If you want to understand performance, you have to look beyond outputs and examine alignment across three levels: leadership behaviour, cultural norms, and system reinforcement. Leadership behaviour determines how decisions are made and enforced. Cultural norms shape what people believe is expected of them. Systems either support or contradict the behaviours required for success. When these three are aligned, performance becomes consistent and predictable. When they are not, performance becomes erratic, regardless of how much pressure is applied.

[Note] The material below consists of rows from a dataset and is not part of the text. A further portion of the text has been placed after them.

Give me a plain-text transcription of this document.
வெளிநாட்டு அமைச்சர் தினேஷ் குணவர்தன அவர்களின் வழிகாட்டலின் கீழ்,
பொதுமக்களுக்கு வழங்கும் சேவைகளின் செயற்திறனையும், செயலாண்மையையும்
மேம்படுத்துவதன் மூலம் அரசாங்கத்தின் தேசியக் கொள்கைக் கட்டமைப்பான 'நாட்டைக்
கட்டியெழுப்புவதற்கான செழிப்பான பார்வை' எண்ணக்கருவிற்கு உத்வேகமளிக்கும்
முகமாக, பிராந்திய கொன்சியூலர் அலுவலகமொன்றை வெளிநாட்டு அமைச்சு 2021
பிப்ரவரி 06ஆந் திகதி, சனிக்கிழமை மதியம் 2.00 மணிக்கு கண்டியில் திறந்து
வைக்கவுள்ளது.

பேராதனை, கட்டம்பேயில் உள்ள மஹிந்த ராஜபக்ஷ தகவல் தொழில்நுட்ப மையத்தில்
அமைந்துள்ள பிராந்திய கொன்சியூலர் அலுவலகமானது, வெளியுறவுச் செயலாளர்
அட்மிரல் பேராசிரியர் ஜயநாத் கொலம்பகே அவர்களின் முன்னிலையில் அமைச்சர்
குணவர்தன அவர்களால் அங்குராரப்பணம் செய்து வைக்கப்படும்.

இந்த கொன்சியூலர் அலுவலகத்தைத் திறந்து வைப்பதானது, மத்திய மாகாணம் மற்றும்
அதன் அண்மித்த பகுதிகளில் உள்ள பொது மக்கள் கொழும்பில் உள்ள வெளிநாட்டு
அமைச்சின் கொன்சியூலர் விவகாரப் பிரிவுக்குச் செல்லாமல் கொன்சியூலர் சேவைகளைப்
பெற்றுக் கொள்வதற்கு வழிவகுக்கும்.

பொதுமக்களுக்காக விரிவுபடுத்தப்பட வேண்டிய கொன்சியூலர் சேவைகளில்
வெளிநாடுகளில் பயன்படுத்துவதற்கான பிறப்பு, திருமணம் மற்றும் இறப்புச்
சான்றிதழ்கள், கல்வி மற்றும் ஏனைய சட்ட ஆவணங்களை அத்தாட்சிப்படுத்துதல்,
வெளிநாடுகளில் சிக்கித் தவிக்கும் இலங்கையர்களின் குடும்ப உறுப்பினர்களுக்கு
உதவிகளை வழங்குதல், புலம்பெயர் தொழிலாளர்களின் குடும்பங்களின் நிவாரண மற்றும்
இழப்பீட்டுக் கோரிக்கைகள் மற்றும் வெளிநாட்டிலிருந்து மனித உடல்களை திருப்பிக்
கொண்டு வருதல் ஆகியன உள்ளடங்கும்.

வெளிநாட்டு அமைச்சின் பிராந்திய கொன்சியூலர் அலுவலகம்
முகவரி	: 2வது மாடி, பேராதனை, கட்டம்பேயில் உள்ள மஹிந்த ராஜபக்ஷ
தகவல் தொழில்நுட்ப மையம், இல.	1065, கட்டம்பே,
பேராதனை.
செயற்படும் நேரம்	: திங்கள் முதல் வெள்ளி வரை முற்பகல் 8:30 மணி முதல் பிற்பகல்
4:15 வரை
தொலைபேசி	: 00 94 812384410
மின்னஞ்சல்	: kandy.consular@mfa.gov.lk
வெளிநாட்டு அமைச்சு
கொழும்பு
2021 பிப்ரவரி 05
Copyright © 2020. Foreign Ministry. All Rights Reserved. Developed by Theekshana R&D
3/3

This is why many performance interventions fail. They attempt to drive results without recalibrating the system that produces those results. Training is introduced, but behaviours are not reinforced. Expectations are communicated, but not consistently upheld. Leaders speak about change, but operate within the same patterns.
And so the organization remains stuck—busy, but not effective.
The more useful question, then, is not “How do we get people to perform better?” It is “What in our culture is making consistent performance difficult?” Where are we reinforcing the wrong behaviours? Where are we tolerating what should be addressed? Where does our daily practice contradict our stated goals?
Because once culture is misaligned, performance management becomes a continuous struggle.
There is a line you hear often in music—people may not always say what they mean, but they will always reveal what they believe through their actions. Organizations are no different. You can define values, communicate vision, and set expectations, but your culture will always expose what is truly believed within the system.
And that is what your people will ultimately perform.